Alongside the negative impacts arising from the schedule, there was evidence that train drivers engaged in compensatory behaviours, including sleeping for longer on days off. Consistent with previous research, (e.g., Refs.10,46,59) train drivers averaged approximately one hour less sleep on workdays compared to days off. Sleep was also reportedly of higher quality on days off compared to workdays. In comparison, the effects of factors related to the individual, such as gender and age, had relatively small and more mixed effects. For gender, females accounted for a higher proportion of those reporting higher tiredness and lower psychological wellbeing, and males reported lower sleep duration on days off. Sex differences in sleep have been identified in the literature, perhaps most consistently explained by differences in the circadian system60. Whether there is an objective difference in sleep per se, as opposed to reflections of circadian differences in addition to differences in reporting, is less clear61. While increasing age was associated with lower sleep duration on days off, and reduced sleep quality on workdays, older drivers reported lower tiredness, higher sleep satisfaction, and increased psychological wellbeing. This is consistent with research showing that while there are sleep changes associated with ageing, they are not consistent, nor are they clearly related to deficits in wellbeing or performance46,62,63. An important consideration in relation to interpreting the age effects is the possible influence of the “healthy survivor effect” for shiftwork46,64,65. This is the phenomenon whereby, as shiftworkers age, those who are more vulnerable to the negative impacts of shiftwork may, if they are able, choose to reduce their exposure to shiftwork, either partially, or entirely. This results in an older shiftworker cohort who may cope with shiftwork particularly well, and who are therefore healthier and safer. This presents a limitation for the current study since the cross-sectional survey design only allows us to test (and control) for the current age of respondents. Without a longitudinal design, we are unable to separate the effects of aging and selection out of shiftwork. Studies that have done so have suggested that those who opt out of shiftwork have less healthy profiles than those who remain, the bifurcation becoming more apparent as age progresses (e.g., Ref.65).
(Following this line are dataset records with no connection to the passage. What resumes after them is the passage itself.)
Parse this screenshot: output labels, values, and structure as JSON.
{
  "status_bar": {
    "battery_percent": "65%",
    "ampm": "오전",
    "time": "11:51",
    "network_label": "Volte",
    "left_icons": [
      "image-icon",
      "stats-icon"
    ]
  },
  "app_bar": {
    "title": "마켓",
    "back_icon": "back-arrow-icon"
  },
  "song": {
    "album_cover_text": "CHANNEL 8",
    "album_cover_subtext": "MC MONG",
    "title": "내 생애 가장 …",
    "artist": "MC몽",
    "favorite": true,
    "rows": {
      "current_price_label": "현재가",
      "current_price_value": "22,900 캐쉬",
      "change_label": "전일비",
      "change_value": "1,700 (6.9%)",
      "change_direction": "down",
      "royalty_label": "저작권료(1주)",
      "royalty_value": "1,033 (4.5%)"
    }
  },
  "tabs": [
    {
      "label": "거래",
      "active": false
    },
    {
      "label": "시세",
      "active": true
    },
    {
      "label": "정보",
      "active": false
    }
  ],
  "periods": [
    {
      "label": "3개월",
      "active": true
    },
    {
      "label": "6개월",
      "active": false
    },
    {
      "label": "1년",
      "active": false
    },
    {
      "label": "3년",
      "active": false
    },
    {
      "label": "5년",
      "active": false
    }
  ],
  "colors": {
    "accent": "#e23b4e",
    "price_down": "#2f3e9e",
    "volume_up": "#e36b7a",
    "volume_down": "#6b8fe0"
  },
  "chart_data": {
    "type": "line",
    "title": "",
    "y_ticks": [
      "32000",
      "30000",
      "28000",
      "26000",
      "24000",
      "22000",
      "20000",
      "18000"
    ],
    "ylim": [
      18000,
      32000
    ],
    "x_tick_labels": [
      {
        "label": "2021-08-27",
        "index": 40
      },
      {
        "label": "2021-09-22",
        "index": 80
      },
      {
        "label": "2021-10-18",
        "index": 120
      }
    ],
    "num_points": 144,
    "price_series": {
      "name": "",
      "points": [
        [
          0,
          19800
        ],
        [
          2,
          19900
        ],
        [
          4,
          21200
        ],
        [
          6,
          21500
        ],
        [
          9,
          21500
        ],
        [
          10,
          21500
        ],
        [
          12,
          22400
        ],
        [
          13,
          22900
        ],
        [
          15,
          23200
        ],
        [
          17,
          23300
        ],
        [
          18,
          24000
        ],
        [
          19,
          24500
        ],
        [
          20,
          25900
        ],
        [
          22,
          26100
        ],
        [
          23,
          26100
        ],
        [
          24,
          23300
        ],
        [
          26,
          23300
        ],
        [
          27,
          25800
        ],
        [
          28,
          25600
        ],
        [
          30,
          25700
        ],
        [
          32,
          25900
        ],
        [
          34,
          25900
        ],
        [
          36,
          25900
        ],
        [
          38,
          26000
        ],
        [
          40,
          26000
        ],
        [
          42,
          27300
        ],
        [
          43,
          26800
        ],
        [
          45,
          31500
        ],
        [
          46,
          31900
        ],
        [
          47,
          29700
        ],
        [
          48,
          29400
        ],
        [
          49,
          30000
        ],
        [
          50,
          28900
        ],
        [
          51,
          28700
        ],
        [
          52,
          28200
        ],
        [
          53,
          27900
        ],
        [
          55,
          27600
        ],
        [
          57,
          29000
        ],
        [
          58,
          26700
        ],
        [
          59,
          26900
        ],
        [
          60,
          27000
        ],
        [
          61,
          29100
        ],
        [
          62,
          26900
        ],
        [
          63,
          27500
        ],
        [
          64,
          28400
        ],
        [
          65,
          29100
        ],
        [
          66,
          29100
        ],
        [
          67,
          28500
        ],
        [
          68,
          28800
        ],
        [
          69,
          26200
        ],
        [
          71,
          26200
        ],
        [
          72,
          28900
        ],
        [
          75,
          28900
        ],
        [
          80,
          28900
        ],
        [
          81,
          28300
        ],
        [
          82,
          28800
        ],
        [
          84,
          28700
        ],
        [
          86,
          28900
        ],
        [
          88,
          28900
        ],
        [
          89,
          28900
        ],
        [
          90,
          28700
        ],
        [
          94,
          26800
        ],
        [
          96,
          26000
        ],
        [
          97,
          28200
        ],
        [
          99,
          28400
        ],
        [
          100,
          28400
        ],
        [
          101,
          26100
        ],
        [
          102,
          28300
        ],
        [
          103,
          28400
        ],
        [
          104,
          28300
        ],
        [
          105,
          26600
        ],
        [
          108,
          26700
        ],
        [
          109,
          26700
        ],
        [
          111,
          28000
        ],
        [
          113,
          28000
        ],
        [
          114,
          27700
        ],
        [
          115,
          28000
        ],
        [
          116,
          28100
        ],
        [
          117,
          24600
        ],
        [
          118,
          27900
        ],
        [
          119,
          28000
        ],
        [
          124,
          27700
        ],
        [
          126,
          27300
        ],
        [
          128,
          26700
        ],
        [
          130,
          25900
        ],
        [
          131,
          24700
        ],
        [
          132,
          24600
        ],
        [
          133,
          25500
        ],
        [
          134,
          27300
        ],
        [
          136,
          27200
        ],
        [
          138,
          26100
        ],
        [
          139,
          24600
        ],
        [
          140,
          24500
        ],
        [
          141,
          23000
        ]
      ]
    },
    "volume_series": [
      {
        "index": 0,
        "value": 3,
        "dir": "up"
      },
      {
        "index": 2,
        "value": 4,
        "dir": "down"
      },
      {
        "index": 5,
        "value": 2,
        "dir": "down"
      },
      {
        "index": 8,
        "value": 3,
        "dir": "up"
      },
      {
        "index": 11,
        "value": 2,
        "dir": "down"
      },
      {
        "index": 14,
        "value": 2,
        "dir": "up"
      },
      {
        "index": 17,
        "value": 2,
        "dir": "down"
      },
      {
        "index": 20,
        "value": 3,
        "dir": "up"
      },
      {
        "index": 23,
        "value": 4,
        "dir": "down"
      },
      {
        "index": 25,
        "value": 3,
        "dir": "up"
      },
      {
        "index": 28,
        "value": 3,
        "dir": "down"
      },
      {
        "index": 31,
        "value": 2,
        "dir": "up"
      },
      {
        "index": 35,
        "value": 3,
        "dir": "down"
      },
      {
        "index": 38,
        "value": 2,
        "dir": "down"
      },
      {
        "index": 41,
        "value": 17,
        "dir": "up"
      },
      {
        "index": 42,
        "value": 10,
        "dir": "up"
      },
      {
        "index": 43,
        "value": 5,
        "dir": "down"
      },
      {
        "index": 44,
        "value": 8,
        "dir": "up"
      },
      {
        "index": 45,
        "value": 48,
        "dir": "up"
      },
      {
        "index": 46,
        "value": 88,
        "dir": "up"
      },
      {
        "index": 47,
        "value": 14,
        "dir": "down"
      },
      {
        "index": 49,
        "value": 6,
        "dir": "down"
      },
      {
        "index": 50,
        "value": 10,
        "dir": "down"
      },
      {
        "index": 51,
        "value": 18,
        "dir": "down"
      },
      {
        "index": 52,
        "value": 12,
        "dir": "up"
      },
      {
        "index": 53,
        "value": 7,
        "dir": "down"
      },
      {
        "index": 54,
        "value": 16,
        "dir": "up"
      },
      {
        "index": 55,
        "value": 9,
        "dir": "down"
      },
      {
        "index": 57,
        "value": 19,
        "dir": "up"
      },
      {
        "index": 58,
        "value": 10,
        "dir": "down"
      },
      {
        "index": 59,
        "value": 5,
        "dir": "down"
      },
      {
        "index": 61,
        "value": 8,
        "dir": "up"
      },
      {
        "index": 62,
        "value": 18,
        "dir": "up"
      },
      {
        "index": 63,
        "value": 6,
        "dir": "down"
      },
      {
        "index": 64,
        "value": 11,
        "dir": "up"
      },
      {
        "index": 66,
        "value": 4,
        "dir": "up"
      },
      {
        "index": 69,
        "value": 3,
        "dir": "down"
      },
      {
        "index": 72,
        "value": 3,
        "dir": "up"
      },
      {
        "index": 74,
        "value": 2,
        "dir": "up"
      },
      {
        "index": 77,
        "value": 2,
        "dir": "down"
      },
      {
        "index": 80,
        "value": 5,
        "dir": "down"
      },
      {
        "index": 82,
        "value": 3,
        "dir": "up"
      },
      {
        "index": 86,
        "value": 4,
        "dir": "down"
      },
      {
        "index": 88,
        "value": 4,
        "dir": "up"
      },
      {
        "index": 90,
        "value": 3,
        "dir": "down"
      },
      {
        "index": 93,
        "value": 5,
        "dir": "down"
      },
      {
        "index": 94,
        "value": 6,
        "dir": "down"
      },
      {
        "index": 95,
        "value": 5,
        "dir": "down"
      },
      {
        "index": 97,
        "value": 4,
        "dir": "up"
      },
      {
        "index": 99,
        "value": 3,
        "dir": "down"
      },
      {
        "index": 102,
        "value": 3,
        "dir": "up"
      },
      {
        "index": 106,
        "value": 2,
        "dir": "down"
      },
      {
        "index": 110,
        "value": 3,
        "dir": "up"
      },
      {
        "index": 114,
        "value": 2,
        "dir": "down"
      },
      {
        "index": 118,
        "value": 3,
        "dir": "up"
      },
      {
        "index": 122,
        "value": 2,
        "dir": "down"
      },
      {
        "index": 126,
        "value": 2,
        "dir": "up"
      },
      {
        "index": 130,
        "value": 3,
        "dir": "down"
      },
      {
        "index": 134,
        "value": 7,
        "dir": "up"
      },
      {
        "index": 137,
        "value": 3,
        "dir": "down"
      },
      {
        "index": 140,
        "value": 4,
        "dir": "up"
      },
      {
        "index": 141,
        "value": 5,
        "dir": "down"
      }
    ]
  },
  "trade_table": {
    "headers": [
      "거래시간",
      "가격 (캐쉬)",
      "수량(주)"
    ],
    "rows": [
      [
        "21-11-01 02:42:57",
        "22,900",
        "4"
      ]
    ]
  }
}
Interestingly, there was little difference between freight and passenger drivers, with rankings relatively consistent across measures of fatigue, health, and wellbeing. However, rankings on the impact of the commute to and from work were significantly higher for passenger drivers, indicating that the commute might be a key factor impacting driving performance in urban environments. Commute impacts have been identified as important in shiftworking industries66,67,68,69, and are treated highly inconsistently across workplaces and industries in fatigue risk management considerations, with some guidelines using ’door-to-door’ scheduling (i.e., including travel time from and back to home in work hours).

Rostering principles to manage fatigue risk are available for application in rail operations (e.g. Ref.41) but these focus on specific areas such as shift length, breaks between shifts, numbers of consecutive shifts and rotation of shift patterns. This research supported existing good roster practices, however, the strongest influences identified in this study were shift variability and schedule irregularity, and these concepts are often poorly represented in existing industry guidance. Drivers also identified physical and mental health alongside roster practices as strong contributors to their driving performance. These results provide evidence for reflection on current fatigue management guidelines for train drivers, suggesting a focus on schedule irregularity, and underscoring the importance of a systems approach16,41,48,50, recognising the multiple, interrelated factors that impact on performance and safety.